The CEO of generative AI company Anthropic said that the Chinese models that caused tech stocks to crash were not developed as cheaply as commonly thought.
Dario Amodei admitted that DeepSeek's -V3 model was cheaper than leading US AI models, but said that it was not something that "fundamentally changes the economics of LLMs."
In a lengthy blog post, Amodei said that DeepSeek does not "do for $6 million what cost US AI companies billions."
In its research paper, DeepSeek said that the training run on the model cost the equivalent of $5.6m on rented GPUs. This is imprecise, as the company did not rent the servers, nor did it only run this one training run.
Amodei said that the Claude 3.5 Sonnet mid-sized model cost a few tens of millions of dollars some nine to twelve months ago. "I think a fair statement is 'DeepSeek produced a model close to the performance of US models seven-10 months older, for a good deal less cost (but not anywhere near the ratios people have suggested).'"
With new models of similar performance already decreasing in cost as time goes on, Amodei argued that DeepSeek's release was not out of the norm. He claimed that the "historical trend of the cost curve decrease is ~4x per year."
He continued: "We’d expect a model 3-4x cheaper than 3.5 Sonnet/GPT-4o around now. Since DeepSeek-V3 is worse than those US frontier models - let’s say by ~2x on the scaling curve, which I think is quite generous to DeepSeek-V3 - that means it would be totally normal, totally 'on trend,' if DeepSeek-V3 training cost ~8x less than the current US models developed a year ago."
All of this, he contested, meant that DeepSeek is "not a unique breakthrough or something that fundamentally changes the economics of LLMs; it’s an expected point on an ongoing cost reduction curve."
The difference, and the reason that DeepSeek caused a market rout, is that DeepSeek is Chinese, Amodei said.
It's unclear if DeepSeek skirted export controls to build out an H100 GPU cluster, as some have suggested. However, the company is believed to use H800s (now banned), and H20s (not banned) as part of its compute infrastructure.
"It appears that a substantial fraction of DeepSeek's AI chip fleet consists of chips that haven't been banned (but should be); chips that were shipped before they were banned; and some that seem very likely to have been smuggled."

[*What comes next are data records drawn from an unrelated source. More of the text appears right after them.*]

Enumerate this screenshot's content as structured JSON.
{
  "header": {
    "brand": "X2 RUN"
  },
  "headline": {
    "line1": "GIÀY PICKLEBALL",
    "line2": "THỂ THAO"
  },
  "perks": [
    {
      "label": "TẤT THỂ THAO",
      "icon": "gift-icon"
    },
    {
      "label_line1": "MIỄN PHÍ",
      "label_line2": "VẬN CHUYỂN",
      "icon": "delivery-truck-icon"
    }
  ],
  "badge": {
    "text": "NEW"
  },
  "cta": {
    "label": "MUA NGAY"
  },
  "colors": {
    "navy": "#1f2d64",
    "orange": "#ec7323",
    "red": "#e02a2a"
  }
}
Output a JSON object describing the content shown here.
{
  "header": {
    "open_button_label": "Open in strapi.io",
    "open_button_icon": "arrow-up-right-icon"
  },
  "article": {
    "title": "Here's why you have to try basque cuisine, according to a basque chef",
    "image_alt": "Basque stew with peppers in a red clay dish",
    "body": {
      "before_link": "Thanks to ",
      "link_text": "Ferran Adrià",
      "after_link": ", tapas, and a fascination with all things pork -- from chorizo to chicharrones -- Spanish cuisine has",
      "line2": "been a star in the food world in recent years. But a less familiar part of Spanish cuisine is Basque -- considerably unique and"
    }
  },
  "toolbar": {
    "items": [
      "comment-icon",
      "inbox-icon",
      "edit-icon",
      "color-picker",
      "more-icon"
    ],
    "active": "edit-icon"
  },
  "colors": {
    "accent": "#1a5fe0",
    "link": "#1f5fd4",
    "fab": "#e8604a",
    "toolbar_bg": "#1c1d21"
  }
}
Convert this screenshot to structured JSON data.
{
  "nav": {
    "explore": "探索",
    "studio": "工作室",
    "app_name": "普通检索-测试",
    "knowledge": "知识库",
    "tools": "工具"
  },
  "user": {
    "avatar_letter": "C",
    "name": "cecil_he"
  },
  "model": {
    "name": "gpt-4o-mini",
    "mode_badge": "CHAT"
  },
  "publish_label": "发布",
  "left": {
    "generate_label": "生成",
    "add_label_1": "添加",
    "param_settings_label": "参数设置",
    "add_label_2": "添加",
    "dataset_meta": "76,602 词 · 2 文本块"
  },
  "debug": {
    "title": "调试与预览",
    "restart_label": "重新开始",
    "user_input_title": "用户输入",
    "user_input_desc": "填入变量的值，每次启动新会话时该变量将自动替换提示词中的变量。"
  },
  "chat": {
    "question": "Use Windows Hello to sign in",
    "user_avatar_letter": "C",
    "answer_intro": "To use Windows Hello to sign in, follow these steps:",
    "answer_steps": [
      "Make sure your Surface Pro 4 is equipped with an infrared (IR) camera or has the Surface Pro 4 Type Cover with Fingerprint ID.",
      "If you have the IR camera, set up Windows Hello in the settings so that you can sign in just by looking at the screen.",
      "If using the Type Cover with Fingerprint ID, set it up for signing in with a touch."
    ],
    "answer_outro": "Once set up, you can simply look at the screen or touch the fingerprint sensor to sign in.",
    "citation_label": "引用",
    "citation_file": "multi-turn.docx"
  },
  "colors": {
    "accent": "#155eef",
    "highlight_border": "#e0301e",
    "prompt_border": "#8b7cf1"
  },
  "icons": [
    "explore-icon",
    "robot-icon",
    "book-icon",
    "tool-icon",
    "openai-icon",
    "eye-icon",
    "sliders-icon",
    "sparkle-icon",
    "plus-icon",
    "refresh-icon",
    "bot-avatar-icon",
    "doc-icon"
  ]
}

He called for further tightening of export controls to prevent China getting more chips. "I don't see DeepSeek themselves as adversaries and the point isn't to target them in particular," Amodei claimed, adding that his concern was with authoritarian governments, and that beating China was "existentially important."
Amodei, whose company is seeking to use gigawatt data centers, said that the latest market wobble would not impact the mega buildouts.
"To the extent that US labs haven't already discovered them, the efficiency innovations DeepSeek developed will soon be applied by both US and Chinese labs to train multi-billion dollar models," Amodei said.
"These will perform better than the multi-billion models they were previously planning to train — but they'll still spend multi-billions. That number will continue going up, until we reach AI that is smarter than almost all humans at almost all things."